Despite having signed the release, Mr. Saliken sued for wrongful dismissal, claiming he was entitled to six months’ pay in lieu of notice. While the case turns on two other major holdings: (1) that this incident was cause for discipline but not enough to warrant termination, and (2) that the employer did not offer valid consideration in exchange for the release; the Court also found that the release was unenforceable because it was unconscionable. The Court relied on the following factors in support of unconscionability:

  • Saliken was surprised, distressed and concerned at the time of the meeting.
  • Saliken did not understand much of what the termination documents said nor were they explained to him.
  • The documents inaccurately suggested that Alpine Aerotech had just cause for termination and misled Mr. Saliken with respect to proper consideration.
  • Alpine Aerotech’s representatives made no suggestion that Mr. Saliken had the opportunity to seek independent legal advice.
  • Throughout the termination meeting Alpine Aerotech exerted intimidation and pressure by silence.
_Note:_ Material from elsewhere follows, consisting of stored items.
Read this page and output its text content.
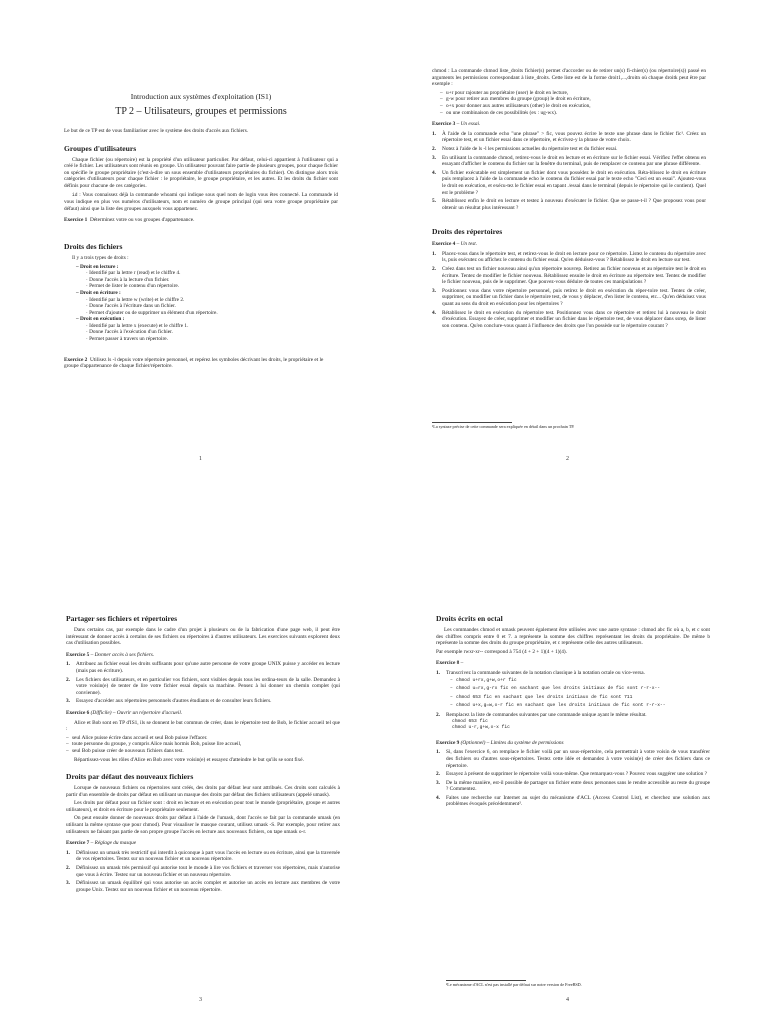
Introduction aux systèmes d'exploitation (IS1)
TP 2 – Utilisateurs, groupes et permissions

Le but de ce TP est de vous familiariser avec le système des droits d'accès aux fichiers.

Groupes d'utilisateurs

Chaque fichier (ou répertoire) est la propriété d'un utilisateur particulier. Par défaut, celui-ci appartient à l'utilisateur qui a créé le fichier. Les utilisateurs sont réunis en groupe. Un utilisateur pouvant faire partie de plusieurs groupes, pour chaque fichier on spécifie le groupe propriétaire (c'est-à-dire un sous ensemble d'utilisateurs propriétaires du fichier). On distingue alors trois catégories d'utilisateurs pour chaque fichier : le propriétaire, le groupe propriétaire, et les autres. Et les droits du fichier sont définis pour chacune de ces catégories.

id : Vous connaissez déjà la commande whoami qui indique sous quel nom de login vous êtes connecté. La commande id vous indique en plus vos numéros d'utilisateurs, nom et numéro de groupe principal (qui sera votre groupe propriétaire par défaut) ainsi que la liste des groupes auxquels vous appartenez.

Exercice 1 Déterminez votre ou vos groupes d'appartenance.
Droits des fichiers

Il y a trois types de droits :

– Droit en lecture :
· Identifié par la lettre r (read) et le chiffre 4.
· Donne l'accès à la lecture d'un fichier.
· Permet de lister le contenu d'un répertoire.
– Droit en écriture :
· Identifié par la lettre w (write) et le chiffre 2.
· Donne l'accès à l'écriture dans un fichier.
· Permet d'ajouter ou de supprimer un élément d'un répertoire.
– Droit en exécution :
· Identifié par la lettre x (execute) et le chiffre 1.
· Donne l'accès à l'exécution d'un fichier.
· Permet passer à travers un répertoire.
Exercice 2 Utilisez ls -l depuis votre répertoire personnel, et repérez les symboles décrivant les droits, le propriétaire et le groupe d'appartenance de chaque fichier/répertoire.
1

chmod : La commande chmod liste_droits fichier(s) permet d'accorder ou de retirer un(s) fi-chier(s) (ou répertoire(s)) passé en arguments les permissions correspondant à liste_droits. Cette liste est de la forme droit1,...,droitn où chaque droitk peut être par exemple :

– u+r pour rajouter au propriétaire (user) le droit en lecture,
– g-w pour retirer aux membres du groupe (group) le droit en écriture,
– o+x pour donner aux autres utilisateurs (other) le droit en exécution,
– ou une combinaison de ces possibilités (ex : ug-wx).
Exercice 3 – Un essai.
1. À l'aide de la commande echo "une phrase" > fic, vous pouvez écrire le texte une phrase dans le fichier fic¹. Créez un répertoire test, et un fichier essai dans ce répertoire, et écrivez-y la phrase de votre choix.
2. Notez à l'aide de ls -l les permissions actuelles du répertoire test et du fichier essai.
3. En utilisant la commande chmod, retirez-vous le droit en lecture et en écriture sur le fichier essai. Vérifiez l'effet obtenu en essayant d'afficher le contenu du fichier sur la fenêtre du terminal, puis de remplacer ce contenu par une phrase différente.
4. Un fichier exécutable est simplement un fichier dont vous possédez le droit en exécution. Réta-blissez le droit en écriture puis remplacez à l'aide de la commande echo le contenu du fichier essai par le texte echo "Ceci est un essai". Ajoutez-vous le droit en exécution, et exécu-tez le fichier essai en tapant ./essai dans le terminal (depuis le répertoire qui le contient). Quel est le problème ?
5. Rétablissez enfin le droit en lecture et testez à nouveau d'exécuter le fichier. Que se passe-t-il ? Que proposez vous pour obtenir un résultat plus intéressant ?
Droits des répertoires
Exercice 4 – Un test.
1. Placez-vous dans le répertoire test, et retirez-vous le droit en lecture pour ce répertoire. Listez le contenu du répertoire avec ls, puis exécutez ou affichez le contenu du fichier essai. Qu'en déduisez-vous ? Rétablissez le droit en lecture sur test.
2. Créez dans test un fichier nouveau ainsi qu'un répertoire nouvrep. Retirez au fichier nouveau et au répertoire test le droit en écriture. Tentez de modifier le fichier nouveau. Rétablissez ensuite le droit en écriture au répertoire test. Tentez de modifier le fichier nouveau, puis de le supprimer. Que pouvez-vous déduire de toutes ces manipulations ?
3. Positionnez vous dans votre répertoire personnel, puis retirez le droit en exécution du réper-toire test. Tentez de créer, supprimer, ou modifier un fichier dans le répertoire test, de vous y déplacer, d'en lister le contenu, etc... Qu'en déduisez vous quant au sens du droit en exécution pour les répertoires ?
4. Rétablissez le droit en exécution du répertoire test. Positionnez vous dans ce répertoire et retirez lui à nouveau le droit d'exécution. Essayez de créer, supprimer et modifier un fichier dans le répertoire test, de vous déplacer dans ssrep, de lister son contenu. Qu'en conclure-vous quant à l'influence des droits que l'on possède sur le répertoire courant ?
¹La syntaxe précise de cette commande sera expliquée en détail dans un prochain TP.
2
Partager ses fichiers et répertoires

Dans certains cas, par exemple dans le cadre d'un projet à plusieurs ou de la fabrication d'une page web, il peut être intéressant de donner accès à certains de ses fichiers ou répertoires à d'autres utilisateurs. Les exercices suivants explorent deux cas d'utilisation possibles.

Exercice 5 – Donner accès à ses fichiers.
1. Attribuez au fichier essai les droits suffisants pour qu'une autre personne de votre groupe UNIX puisse y accéder en lecture (mais pas en écriture).
2. Les fichiers des utilisateurs, et en particulier vos fichiers, sont visibles depuis tous les ordina-teurs de la salle. Demandez à votre voisin(e) de tenter de lire votre fichier essai depuis sa machine. Pensez à lui donner un chemin complet (qui convienne).
3. Essayez d'accéder aux répertoires personnels d'autres étudiants et de consulter leurs fichiers.
Exercice 6 (Difficile) – Ouvrir un répertoire d'accueil.

Alice et Bob sont en TP d'IS1, ils se donnent le but commun de créer, dans le répertoire test de Bob, le fichier accueil tel que :

– seul Alice puisse écrire dans accueil et seul Bob puisse l'effacer.
– toute personne du groupe, y compris Alice mais hormis Bob, puisse lire accueil,
– seul Bob puisse créer de nouveaux fichiers dans test.

Répartissez-vous les rôles d'Alice en Bob avec votre voisin(e) et essayez d'atteindre le but qu'ils se sont fixé.

Droits par défaut des nouveaux fichiers

Lorsque de nouveaux fichiers ou répertoires sont créés, des droits par défaut leur sont attribués. Ces droits sont calculés à partir d'un ensemble de droits par défaut en utilisant un masque des droits par défaut des fichiers utilisateurs (appelé umask).

Les droits par défaut pour un fichier sont : droit en lecture et en exécution pour tout le monde (propriétaire, groupe et autres utilisateurs), et droit en écriture pour le propriétaire seulement.

On peut ensuite donner de nouveaux droits par défaut à l'aide de l'umask, dont l'accès se fait par la commande umask (en utilisant la même syntaxe que pour chmod). Pour visualiser le masque courant, utilisez umask -S. Par exemple, pour retirer aux utilisateurs ne faisant pas partie de son propre groupe l'accès en lecture aux nouveaux fichiers, on tape umask o-r.

Exercice 7 – Réglage du masque
1. Définissez un umask très restrictif qui interdit à quiconque à part vous l'accès en lecture ou en écriture, ainsi que la traversée de vos répertoires. Testez sur un nouveau fichier et un nouveau répertoire.
2. Définissez un umask très permissif qui autorise tout le monde à lire vos fichiers et traverser vos répertoires, mais n'autorise que vous à écrire. Testez sur un nouveau fichier et un nouveau répertoire.
3. Définissez un umask équilibré qui vous autorise un accès complet et autorise un accès en lecture aux membres de votre groupe Unix. Testez sur un nouveau fichier et un nouveau répertoire.
3
Droits écrits en octal

Les commandes chmod et umask peuvent également être utilisées avec une autre syntaxe : chmod abc fic où a, b, et c sont des chiffres compris entre 0 et 7. a représente la somme des chiffres représentant les droits du propriétaire. De même b représente la somme des droits du groupe propriétaire, et c représente celle des autres utilisateurs.

Par exemple rwxr-xr-- correspond à 754 (4 + 2 + 1)(4 + 1)(4).

Exercice 8 –
1. Transcrivez la commande suivantes de la notation classique à la notation octale ou vice-versa.
– chmod u+rx,g+w,o+r fic
– chmod u=rx,g-rx fic en sachant que les droits initiaux de fic sont r-r-x--
– chmod 653 fic en sachant que les droits initiaux de fic sont 711
– chmod u+x,g=w,o-r fic en sachant que les droits initiaux de fic sont r-r-x--
2. Remplacez la liste de commandes suivantes par une commande unique ayant le même résultat.
chmod 653 fic
chmod u-r,g+w,o-x fic
Exercice 9 (Optionnel) – Limites du système de permissions
1. Si, dans l'exercice 6, on remplace le fichier voilà par un sous-répertoire, cela permettrait à votre voisin de vous transférer des fichiers ou d'autres sous-répertoires. Testez cette idée et demandez à votre voisin(e) de créer des fichiers dans ce répertoire.
2. Essayez à présent de supprimer le répertoire voilà vous-même. Que remarquez-vous ? Pouvez vous suggérer une solution ?
3. De la même manière, est-il possible de partager un fichier entre deux personnes sans le rendre accessible au reste du groupe ? Commentez.
4. Faites une recherche sur Internet au sujet du mécanisme d'ACL (Access Control List), et cherchez une solution aux problèmes évoqués précédemment².
²Le mécanisme d'ACL n'est pas installé par défaut sur notre version de FreeBSD.
4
Taken together, these findings suggest that there may be a positive obligation on employers to provide an explanation of the effects of a release and to encourage, or at least suggest, that the employee seek independent legal advice before signing. This case highlights the importance of conducting termination meetings in a thoughtful manner and incorporating certain crucial steps when it comes to obtaining a valid release:

  1. Offer the employee consideration for the release;
  2. Explain the legal effect of the release to the employee;
  3. Give the employee a reasonable deadline to sign and return the release;
  4. Encourage the employee to take the release home and think about it before signing; and,
  5. Inform the employee that they may seek legal advice.